Sin que exista una explicación aparente, ni mucho menos una razón obvia, lo cierto es que el casi siempre fascinante género del diario de viajes no ha tenido en nuestra literatura un desarrollo más o menos estable a lo largo del tiempo. Afortunadamente, sobre todo para suplir las carencias al respecto de las últimas décadas, se reeditó hace poco Diario de Oriente, documento escrito por aquel destacado hombre de letras que fue Luis Oyarzún. El libro relata tres viajes: el primero transcurre en la Unión Soviética en 1957, durante las celebraciones del cuadragésimo aniversario de la Revolución soviética; el segundo y el tercero abarcan diversas correrías por China e India, naciones que el autor visitó en 1960, mismo año en que se publicó el volumen. Oyarzún viajó por tales países como representante de la Universidad de Chile –era decano de la Facultad de Bellas Artes–, hecho que no le quita espontaneidad alguna al diario, por cierto, pero que sí le dio acceso al autor a ciertos lugares que para un turista común y corriente habrían resultado infranqueables.

Recién llegado a Moscú, Oyarzún asistió al informe de Nikita Khruschev ante el Soviet Supremo de la URSS. Y reportó para nosotros la siguiente frase del líder ruso (sorpresiva) y su inmediata contradicción (predecible): "En este preciso instante, habla del culto a la personalidad y de los defectos de Stalin, 'que fueron acentuándose con los años'. Lo hace con serenidad, científicamente.
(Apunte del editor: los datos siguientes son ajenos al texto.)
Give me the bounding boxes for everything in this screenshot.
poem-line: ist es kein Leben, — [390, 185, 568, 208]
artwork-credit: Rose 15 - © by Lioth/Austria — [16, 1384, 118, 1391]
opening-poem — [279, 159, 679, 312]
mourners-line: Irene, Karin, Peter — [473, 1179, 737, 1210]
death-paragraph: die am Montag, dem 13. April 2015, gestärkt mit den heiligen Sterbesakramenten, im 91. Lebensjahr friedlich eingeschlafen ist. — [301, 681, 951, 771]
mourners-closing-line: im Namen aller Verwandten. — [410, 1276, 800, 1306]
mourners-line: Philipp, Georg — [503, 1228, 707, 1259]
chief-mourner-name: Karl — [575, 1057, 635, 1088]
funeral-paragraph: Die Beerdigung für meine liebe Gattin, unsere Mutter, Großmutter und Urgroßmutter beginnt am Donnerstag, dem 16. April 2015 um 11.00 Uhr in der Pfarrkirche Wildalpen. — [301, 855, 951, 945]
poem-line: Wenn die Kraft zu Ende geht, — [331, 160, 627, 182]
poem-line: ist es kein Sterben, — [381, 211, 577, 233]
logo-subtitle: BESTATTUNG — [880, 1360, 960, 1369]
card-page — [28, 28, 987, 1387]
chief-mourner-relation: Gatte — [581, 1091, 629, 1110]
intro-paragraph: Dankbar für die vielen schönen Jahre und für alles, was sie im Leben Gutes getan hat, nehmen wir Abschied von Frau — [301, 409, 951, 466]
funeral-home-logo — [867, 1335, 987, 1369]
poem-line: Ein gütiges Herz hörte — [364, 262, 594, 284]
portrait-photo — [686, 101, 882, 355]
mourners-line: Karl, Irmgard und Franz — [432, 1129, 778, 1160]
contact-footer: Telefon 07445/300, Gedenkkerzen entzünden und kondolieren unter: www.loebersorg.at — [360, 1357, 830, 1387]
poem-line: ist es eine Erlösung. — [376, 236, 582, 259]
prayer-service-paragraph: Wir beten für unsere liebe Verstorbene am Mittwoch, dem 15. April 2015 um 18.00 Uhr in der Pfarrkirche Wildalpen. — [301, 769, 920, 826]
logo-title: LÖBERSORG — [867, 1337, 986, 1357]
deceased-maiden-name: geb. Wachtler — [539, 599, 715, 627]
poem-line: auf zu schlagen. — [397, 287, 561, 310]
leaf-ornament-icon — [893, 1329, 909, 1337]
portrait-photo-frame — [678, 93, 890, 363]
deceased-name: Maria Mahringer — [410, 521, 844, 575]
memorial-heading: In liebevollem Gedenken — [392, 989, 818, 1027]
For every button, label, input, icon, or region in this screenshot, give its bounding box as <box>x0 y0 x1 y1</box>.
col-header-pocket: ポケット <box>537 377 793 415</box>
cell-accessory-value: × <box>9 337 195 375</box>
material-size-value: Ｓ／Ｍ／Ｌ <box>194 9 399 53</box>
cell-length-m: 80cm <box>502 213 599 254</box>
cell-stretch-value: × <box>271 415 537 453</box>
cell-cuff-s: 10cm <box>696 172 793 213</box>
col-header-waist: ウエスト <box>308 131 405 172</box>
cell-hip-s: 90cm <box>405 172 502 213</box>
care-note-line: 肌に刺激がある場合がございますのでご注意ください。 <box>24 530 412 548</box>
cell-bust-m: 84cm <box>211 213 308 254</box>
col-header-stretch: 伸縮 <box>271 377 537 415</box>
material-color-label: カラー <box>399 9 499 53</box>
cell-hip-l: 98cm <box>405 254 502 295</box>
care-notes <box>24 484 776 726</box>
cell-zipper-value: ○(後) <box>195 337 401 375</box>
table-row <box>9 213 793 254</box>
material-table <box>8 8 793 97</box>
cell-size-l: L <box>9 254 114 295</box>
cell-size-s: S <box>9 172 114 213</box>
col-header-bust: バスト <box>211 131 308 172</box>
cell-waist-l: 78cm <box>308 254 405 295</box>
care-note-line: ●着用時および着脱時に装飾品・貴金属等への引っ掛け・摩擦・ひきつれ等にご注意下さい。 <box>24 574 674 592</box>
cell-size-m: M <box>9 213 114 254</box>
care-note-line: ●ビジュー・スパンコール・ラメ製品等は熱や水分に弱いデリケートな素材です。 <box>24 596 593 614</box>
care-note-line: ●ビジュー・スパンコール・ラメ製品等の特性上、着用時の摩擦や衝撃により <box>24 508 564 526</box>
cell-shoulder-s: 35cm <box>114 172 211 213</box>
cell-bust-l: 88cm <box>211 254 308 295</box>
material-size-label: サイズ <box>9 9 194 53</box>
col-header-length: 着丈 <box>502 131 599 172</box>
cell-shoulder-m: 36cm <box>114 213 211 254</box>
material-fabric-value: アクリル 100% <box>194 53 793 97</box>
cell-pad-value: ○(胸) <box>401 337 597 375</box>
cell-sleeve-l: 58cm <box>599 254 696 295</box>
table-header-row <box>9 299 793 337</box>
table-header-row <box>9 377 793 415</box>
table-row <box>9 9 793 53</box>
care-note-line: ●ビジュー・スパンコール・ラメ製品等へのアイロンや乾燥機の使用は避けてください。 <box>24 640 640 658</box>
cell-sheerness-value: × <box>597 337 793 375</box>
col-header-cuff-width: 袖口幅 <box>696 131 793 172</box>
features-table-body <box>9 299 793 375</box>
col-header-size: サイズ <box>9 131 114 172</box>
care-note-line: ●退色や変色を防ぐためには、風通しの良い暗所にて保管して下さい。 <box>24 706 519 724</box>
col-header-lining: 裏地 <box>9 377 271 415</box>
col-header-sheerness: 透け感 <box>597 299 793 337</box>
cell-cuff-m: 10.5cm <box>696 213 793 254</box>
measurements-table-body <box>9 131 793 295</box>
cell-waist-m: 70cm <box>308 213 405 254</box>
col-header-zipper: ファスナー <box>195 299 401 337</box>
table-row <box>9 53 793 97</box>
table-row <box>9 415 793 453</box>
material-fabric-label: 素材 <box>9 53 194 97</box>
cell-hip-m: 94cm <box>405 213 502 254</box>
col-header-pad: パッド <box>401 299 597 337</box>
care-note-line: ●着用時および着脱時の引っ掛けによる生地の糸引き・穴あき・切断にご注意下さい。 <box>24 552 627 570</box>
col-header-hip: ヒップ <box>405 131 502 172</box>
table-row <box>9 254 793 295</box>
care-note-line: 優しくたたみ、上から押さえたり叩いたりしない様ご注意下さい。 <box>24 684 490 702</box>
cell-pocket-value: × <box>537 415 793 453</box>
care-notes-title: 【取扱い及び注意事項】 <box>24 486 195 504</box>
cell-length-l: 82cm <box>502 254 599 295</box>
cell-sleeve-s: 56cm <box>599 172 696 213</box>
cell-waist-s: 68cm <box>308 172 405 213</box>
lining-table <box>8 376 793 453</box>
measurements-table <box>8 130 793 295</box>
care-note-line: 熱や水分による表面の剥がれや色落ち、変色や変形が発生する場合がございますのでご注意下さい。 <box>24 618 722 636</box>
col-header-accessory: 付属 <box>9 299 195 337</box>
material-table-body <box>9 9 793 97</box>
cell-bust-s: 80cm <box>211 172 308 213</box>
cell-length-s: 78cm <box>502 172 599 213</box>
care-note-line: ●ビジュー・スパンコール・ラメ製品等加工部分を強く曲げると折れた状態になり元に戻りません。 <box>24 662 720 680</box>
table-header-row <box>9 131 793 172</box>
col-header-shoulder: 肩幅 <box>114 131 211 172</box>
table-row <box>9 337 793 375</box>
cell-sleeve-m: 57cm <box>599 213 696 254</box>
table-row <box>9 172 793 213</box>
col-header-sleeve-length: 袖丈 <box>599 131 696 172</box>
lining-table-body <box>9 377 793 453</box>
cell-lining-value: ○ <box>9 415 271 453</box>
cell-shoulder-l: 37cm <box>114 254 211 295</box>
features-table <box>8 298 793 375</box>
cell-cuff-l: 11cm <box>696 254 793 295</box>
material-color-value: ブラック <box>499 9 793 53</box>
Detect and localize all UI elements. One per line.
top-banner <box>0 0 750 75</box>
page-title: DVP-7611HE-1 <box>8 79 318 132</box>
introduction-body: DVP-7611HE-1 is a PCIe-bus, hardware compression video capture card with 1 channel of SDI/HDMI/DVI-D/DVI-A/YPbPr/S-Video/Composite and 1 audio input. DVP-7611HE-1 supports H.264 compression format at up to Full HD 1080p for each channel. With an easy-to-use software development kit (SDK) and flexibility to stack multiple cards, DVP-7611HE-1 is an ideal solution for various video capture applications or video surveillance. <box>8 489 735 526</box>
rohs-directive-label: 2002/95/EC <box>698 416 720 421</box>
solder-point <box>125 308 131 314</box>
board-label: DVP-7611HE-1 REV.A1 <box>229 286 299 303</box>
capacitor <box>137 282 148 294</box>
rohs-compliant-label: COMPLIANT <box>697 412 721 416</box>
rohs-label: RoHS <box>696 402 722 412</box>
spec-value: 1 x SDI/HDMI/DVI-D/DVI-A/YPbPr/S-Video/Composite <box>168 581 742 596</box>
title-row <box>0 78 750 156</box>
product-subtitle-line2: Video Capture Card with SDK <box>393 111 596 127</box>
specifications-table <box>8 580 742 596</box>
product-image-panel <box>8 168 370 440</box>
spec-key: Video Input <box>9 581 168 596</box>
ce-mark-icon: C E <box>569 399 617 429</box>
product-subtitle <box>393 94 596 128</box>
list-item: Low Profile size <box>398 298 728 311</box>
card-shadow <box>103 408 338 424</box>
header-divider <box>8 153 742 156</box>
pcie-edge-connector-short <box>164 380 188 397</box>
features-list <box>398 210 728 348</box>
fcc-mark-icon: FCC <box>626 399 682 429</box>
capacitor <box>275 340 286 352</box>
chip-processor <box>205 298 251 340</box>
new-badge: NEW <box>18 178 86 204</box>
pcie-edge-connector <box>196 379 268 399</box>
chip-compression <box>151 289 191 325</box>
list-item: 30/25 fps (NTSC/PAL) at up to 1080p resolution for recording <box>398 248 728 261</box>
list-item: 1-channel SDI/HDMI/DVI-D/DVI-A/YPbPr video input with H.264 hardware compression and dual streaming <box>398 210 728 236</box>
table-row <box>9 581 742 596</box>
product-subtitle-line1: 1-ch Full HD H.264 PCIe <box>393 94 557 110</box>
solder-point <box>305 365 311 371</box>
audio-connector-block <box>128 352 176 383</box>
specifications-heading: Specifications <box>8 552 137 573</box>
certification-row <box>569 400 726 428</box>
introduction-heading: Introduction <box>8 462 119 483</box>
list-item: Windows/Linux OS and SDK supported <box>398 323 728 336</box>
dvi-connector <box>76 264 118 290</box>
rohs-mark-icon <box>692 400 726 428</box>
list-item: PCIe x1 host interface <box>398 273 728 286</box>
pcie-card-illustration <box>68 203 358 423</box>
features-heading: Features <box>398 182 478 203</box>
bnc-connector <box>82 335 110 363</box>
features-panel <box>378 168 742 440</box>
Pero añade con vehemencia: 'Al analizar todos los aspectos negativos de la personalidad de Stalin no podemos solidarizar con las calumnias dirigidas contra él'". Al autor Moscú le pareció una ciudad sumamente limpia, en donde casi no se advertían policías, "mucho menos que en Nueva York o en Londres". Abundaban, eso sí, los militares uniformados. En Leningrado, Oyarzún anotó la que será su posición ética ante los gigantes totalitarios que visita: "Si viviera en este país, sería esto lo que más echaría de menos: la libre vagancia de una conciencia que se observa e intenta ahondarse a sí misma, eso que aquí no figura en el registro de las actividades aceptables".

El viaje a China ocupa gran parte de las entradas del Diario de Oriente. Allí Oyarzún despliega al máximo sus facultades de observación e interpretación, sus momentos de admiración y discrepancia. La sorpresa también tiene cabida ante unos ojos inquietos y sagaces como los suyos: "(…) todos pobres, muy pobres, con lo poco o nada que tienen, trabajando con frenesí, sonrientes. Es lo más extraño que haya visto nunca". A la hora de juzgar la situación de la China de Mao, el diarista repara con inteligencia en un asunto crucial que a la distante mirada occidental podría resultarle dudoso: "Por lo menos en China, esta opresión [la del régimen comunista] es enormemente menor que la antigua del imperialismo nacional y extranjero". El pueblo chino gozaba en 1960, explica el decano de Bellas Artes, de "una atmósfera de libertad que en el hecho nunca conoció antes". Y la reflexión a través de la que Oyarzún compara los milagros del Partido Comunista chino con los de la Iglesia católica es francamente notable (página 125).

Las entradas referidas a la India son demasiado breves como para referirse aquí a ellas. Sólo queda, entonces, transmitir algunos de los rasgos más llamativos de este diario ejemplar: ameno y erudito; ético y estético; descriptivo y provocador; lejano y cercano. Las contradicciones son aparentes, puesto que la lucidez del diarista refulge en cada frase. A fin de cuentas, es él mismo quien decide no divagar jamás fuera de los límites que la realidad se le va poniendo frente a los ojos. Loyang, 12 de abril: "Si hasta los curas católicos están felices, cómo voy yo a perturbar este orden hablando de mi estupidez singular, de que me siento solo, condenado a muerte, de que las islas Bienaventuradas no existen, pero que yo sólo vivo por ellas".